Au sein des Etats de l’Union, l’Etat de Californie occupe une place à part à cause de sa taille, de sa puissance, de ses références mythiques diverses accolées à des réalités économiques (l’industrie du cinéma, l’industrie aéronautique ou ce qu’il en reste). Ajoutons, pour faire bon poids, ou bon muscle: et à cause de son gouverneur éventuellement, l’ancien acteur Arnold Schwarzenegger.

Cette singularité se poursuit avec la situation économique de l’Etat, très mauvaise et, par conséquent, remarquable par contraste avec la puissance de l’Etat. Le gouvernement de l’Etat, notamment, est dans un triste état. Les remboursements d’impôts attendus pour la fin janvier sont repoussés d’un mois, à cause de l’incapacité du gouvernement de remplir cette obligation. L’Etat doit, avant tout, résorber une dette prioritaire de $15 milliards: «The payments were due to start on Monday but State Controller John Chiang has said he will hold back the refunds for at least 30 days because the state must close a $15 billion shortfall in its current budget and needs its dwindling cash for more pressing payments, including debt service.», selon Reuters, le 2 février 2009.)

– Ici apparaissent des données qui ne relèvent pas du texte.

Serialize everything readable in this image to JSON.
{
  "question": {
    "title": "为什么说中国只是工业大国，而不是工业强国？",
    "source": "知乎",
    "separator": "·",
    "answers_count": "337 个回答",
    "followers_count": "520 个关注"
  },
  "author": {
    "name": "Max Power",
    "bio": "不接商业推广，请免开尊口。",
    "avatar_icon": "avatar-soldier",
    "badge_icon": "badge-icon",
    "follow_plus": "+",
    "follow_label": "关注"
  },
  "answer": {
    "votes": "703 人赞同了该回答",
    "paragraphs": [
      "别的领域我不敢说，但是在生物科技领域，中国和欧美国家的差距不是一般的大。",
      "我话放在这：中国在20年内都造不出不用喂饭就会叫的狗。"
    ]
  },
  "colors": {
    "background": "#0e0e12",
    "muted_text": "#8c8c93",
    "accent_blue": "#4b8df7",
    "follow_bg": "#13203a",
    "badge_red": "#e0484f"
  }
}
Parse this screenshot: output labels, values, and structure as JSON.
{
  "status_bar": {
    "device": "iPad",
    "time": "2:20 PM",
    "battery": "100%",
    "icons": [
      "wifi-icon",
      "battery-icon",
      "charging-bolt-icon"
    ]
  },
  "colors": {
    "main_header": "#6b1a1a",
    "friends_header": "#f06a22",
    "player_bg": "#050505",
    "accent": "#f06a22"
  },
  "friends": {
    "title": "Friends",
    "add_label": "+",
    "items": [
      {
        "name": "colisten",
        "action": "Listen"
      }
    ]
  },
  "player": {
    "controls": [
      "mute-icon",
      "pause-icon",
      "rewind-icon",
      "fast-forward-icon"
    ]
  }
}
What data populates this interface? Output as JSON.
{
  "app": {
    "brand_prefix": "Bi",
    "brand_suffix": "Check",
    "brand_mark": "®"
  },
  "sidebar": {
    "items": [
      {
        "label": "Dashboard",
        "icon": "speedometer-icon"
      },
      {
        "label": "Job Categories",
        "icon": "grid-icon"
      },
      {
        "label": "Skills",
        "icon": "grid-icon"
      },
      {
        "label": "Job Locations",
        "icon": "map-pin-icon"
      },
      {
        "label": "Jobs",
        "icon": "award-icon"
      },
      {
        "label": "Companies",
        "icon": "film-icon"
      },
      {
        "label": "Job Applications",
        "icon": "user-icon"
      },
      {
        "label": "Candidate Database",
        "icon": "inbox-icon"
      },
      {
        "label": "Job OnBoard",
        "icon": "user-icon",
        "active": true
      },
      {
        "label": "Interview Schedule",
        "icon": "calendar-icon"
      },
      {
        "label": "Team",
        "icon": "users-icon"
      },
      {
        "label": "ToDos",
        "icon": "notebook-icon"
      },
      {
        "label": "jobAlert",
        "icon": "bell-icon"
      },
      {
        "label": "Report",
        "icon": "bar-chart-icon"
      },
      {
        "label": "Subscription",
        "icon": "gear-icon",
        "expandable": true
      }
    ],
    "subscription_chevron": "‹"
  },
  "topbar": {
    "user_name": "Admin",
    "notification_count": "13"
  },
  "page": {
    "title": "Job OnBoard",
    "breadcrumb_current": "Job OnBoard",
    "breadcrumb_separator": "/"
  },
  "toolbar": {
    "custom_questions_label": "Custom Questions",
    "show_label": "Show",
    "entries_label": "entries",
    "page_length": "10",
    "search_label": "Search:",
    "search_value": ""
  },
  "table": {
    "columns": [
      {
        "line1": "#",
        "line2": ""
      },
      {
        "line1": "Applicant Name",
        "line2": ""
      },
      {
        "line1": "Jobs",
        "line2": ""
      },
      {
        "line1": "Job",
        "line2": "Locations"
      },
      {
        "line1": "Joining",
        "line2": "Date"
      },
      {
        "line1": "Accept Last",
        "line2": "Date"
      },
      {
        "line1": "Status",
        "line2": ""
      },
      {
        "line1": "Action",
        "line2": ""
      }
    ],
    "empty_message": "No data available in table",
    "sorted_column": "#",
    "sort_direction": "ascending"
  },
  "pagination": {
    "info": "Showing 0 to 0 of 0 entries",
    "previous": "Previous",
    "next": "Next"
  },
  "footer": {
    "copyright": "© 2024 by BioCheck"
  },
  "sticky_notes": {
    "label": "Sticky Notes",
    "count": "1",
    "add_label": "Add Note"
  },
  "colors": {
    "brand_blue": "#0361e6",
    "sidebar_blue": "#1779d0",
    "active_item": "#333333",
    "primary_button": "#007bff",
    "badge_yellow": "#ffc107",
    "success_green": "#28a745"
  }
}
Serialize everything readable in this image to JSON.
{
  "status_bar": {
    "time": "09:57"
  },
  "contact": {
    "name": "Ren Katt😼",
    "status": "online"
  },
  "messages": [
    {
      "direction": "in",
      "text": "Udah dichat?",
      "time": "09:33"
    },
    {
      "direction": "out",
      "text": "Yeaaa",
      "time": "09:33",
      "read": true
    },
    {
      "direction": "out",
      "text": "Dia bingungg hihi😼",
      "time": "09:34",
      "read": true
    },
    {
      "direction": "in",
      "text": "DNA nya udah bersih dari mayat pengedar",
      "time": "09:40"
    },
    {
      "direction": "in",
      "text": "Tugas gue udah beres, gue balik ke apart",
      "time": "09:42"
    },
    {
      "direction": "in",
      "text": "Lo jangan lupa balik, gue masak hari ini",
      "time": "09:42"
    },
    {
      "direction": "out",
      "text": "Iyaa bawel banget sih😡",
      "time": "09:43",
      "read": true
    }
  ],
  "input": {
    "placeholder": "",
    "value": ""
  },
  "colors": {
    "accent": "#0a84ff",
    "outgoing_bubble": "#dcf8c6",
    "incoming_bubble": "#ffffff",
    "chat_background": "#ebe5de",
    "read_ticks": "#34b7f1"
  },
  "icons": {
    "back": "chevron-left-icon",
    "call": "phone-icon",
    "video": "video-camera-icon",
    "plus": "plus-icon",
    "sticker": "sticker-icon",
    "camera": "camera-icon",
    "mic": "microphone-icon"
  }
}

Dans le climat actuel, cette décision fait bien mauvaise impression, elle fait songer au spectre de la cessation de paiement qui est une menace dont on parle pour de plus en plus d’autorités publiques (d’Etats); elle est pénible aux contribuables, qui ont besoin d’argent, du moindre cent, dans ces temps difficiles; elle renforce le malaise entre l’autorité de l’Etat et ses administrés, ce qui chagrine le gouverneur-acteur, qui n’aime rien tant qu’une popularité disons “populiste” dont il s’est fait une réputation malgré son statut de républicain et de conservateur. La réputation de la Californie pâtit encore plus de ces diverses contraintes.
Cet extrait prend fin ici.